Lazy initialization in Go using atomics¶
Aside from the main performance guide, I'm considering using the blog to share quick, informal insights and quirks related to Go performance and optimizations. Let's see if this casual experiment survives contact with reality.
Someone recently pointed out that my getResource()
function using atomics has a race condition. Guilty as charged—rookie mistake, really. The issue? I naïvely set the initialized
flag to true
before the actual resource is ready. Brilliant move, right? This means that with concurrent calls, one goroutine might proudly claim victory while handing out a half-baked resource:
var initialized atomic.Bool
var resource *MyResource
func getResource() *MyResource {
if !initialized.Load() {
if initialized.CompareAndSwap(false, true) {
resource = expensiveInit()
}
}
return resource
}
Can this mess be salvaged? Almost certainly, it just needs a touch more thought. To squash the race, we need atomic operations directly on the pointer rather than messing with a separate boolean. Enter Go's atomic package with unsafe.Pointer
magic:
import (
"sync/atomic"
"unsafe"
)
var resource unsafe.Pointer // holds *MyResource
func getResource() *MyResource {
// Attempt to load the resource atomically.

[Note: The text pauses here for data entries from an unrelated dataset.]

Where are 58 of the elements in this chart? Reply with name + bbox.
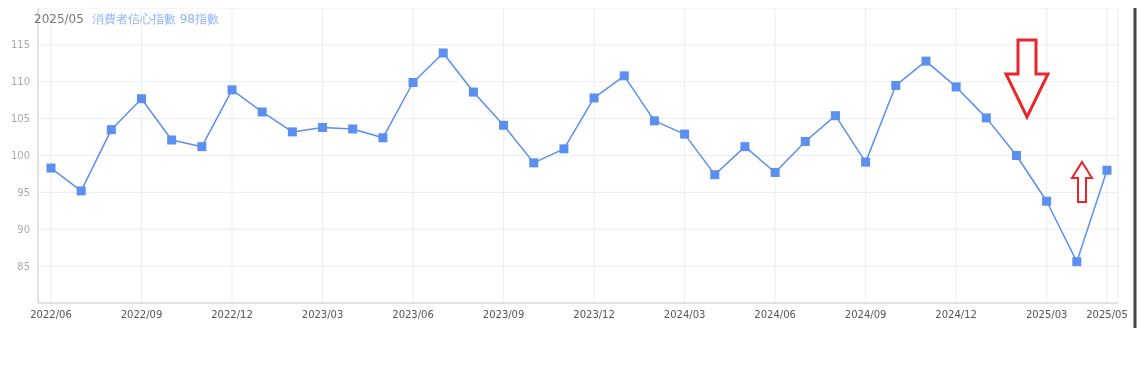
point [649, 116, 659, 126]
x-tick-label: 2025/05 [1086, 309, 1128, 321]
point [1102, 165, 1112, 175]
point [438, 48, 448, 58]
point [197, 142, 207, 152]
y-tick-label: 110 [10, 76, 30, 88]
point [589, 93, 599, 103]
point [770, 167, 780, 177]
point [1042, 196, 1052, 206]
point [740, 142, 750, 152]
x-tick-label: 2024/06 [754, 309, 796, 321]
point [981, 113, 991, 123]
x-tick-label: 2023/03 [301, 309, 344, 321]
y-tick-label: 90 [17, 223, 30, 235]
point [227, 85, 237, 95]
point [1011, 151, 1021, 160]
point [257, 107, 267, 117]
point [559, 144, 569, 154]
point [830, 111, 840, 121]
y-tick-label: 100 [10, 150, 30, 162]
x-tick-label: 2024/09 [844, 309, 887, 321]
point [921, 56, 931, 66]
x-tick-label: 2023/06 [392, 309, 434, 321]
point [137, 94, 147, 104]
chart-subtitle: 消費者信心指數 98指數 [91, 12, 219, 26]
x-tick-label: 2025/03 [1025, 309, 1068, 321]
point [499, 120, 509, 130]
point [891, 80, 901, 90]
point [378, 133, 388, 143]
y-tick-label: 95 [17, 186, 30, 198]
x-tick-label: 2022/12 [211, 309, 253, 321]
x-tick-label: 2024/03 [663, 309, 706, 321]
x-tick-label: 2023/09 [482, 309, 525, 321]
point [710, 170, 720, 180]
point [46, 163, 56, 173]
point [529, 158, 539, 168]
point [318, 122, 328, 132]
point [167, 135, 177, 145]
point [348, 124, 358, 134]
point [106, 125, 116, 135]
x-tick-label: 2023/12 [573, 309, 615, 321]
y-tick-label: 85 [17, 260, 30, 272]
x-tick-label: 2022/09 [120, 309, 163, 321]
y-tick-label: 105 [10, 113, 30, 125]
point [951, 82, 961, 92]
chart-title: 2025/05 [34, 12, 84, 26]
x-tick-label: 2024/12 [935, 309, 977, 321]
point [1072, 257, 1082, 267]
point [800, 136, 810, 146]
point [680, 129, 690, 139]
point [76, 186, 86, 196]
point [468, 87, 478, 97]
x-tick-label: 2022/06 [30, 309, 72, 321]
y-tick-label: 115 [10, 39, 30, 51]
point [287, 127, 297, 137]
point [619, 71, 629, 81]
point [861, 157, 871, 167]
point [408, 77, 418, 87]
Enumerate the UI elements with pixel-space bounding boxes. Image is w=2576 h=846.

ptr := atomic.LoadPointer(&resource)
if ptr != nil {
return (*MyResource)(ptr) // Resource already initialized, return it
}
// Resource appears uninitialized, perform expensive initialization
newRes := expensiveInit()
// Attempt to atomically set the resource to the newly initialized value
if atomic.CompareAndSwapPointer(&resource, nil, unsafe.Pointer(newRes)) {
return newRes // Successfully initialized and stored
}
// Another goroutine beat us to initialization, return their initialized resource
return (*MyResource)(atomic.LoadPointer(&resource))
}
This does the trick—but introduces another subtle hiccup: several goroutines might simultaneously invoke expensiveInit()
if they concurrently see a nil
pointer. You definetly don't want multiple expensive initializations—unless you're swimming in CPU cycles.
So, yes, we do need state tracking. The obvious fix? An intermediate initialization state:
import (
"runtime"
"sync/atomic"
"unsafe"
)
var resource unsafe.Pointer
var initStatus int32 // 0: untouched, 1: in-progress, 2: done
func getResource() *MyResource {
// Check quickly if initialization is already done
if atomic.LoadInt32(&initStatus) == 2 {
return (*MyResource)(atomic.LoadPointer(&resource)) // Initialization complete
}
// Attempt to become the goroutine that performs initialization
if atomic.CompareAndSwapInt32(&initStatus, 0, 1) {
newRes := expensiveInit() // Only this goroutine initializes
atomic.StorePointer(&resource, unsafe.Pointer(newRes)) // Store the initialized resource
atomic.StoreInt32(&initStatus, 2) // Mark initialization as complete
return newRes
}
// Other goroutines wait until initialization completes
for atomic.LoadInt32(&initStatus) != 2 {
runtime.Gosched() // Chill out and let the initializer finish
}
return (*MyResource)(atomic.LoadPointer(&resource)) // Initialization complete, return resource
}
With this approach, only one goroutine earns the privilege of performing expensiveInit()
. Others politely wait, spinning their wheels (well, yielding the CPU politely) until initialization completes.
Warning
If expensiveInit()
panics, this implementation will spin forever! Either handle panic properly or ensure that expensiveInit()
has never panicked.
Info
It's worth noting that this atomic-based approach can be advantageous in scenarios involving a high frequency of calls, where a spinlock's short waiting cycles may be more efficient than a mutex. This is because mutexes can cause frequent context switches, handing control over to the OS scheduler, which can introduce additional overhead.
Of course, the more practical solution is usually simpler—sync.Once
to the rescue:
import "sync"
var (
resource *MyResource
once sync.Once
)
func getResource() *MyResource {
once.Do(func() {
resource = expensiveInit()
})
return resource
}
sync.Once
elegantly handles initialization, saves your CPUs from unnecessary spin cycles, and keeps your code clean. So, stick to the tried and true unless you have very specific reasons to juggle atomics. Trust me—your future self will thank you.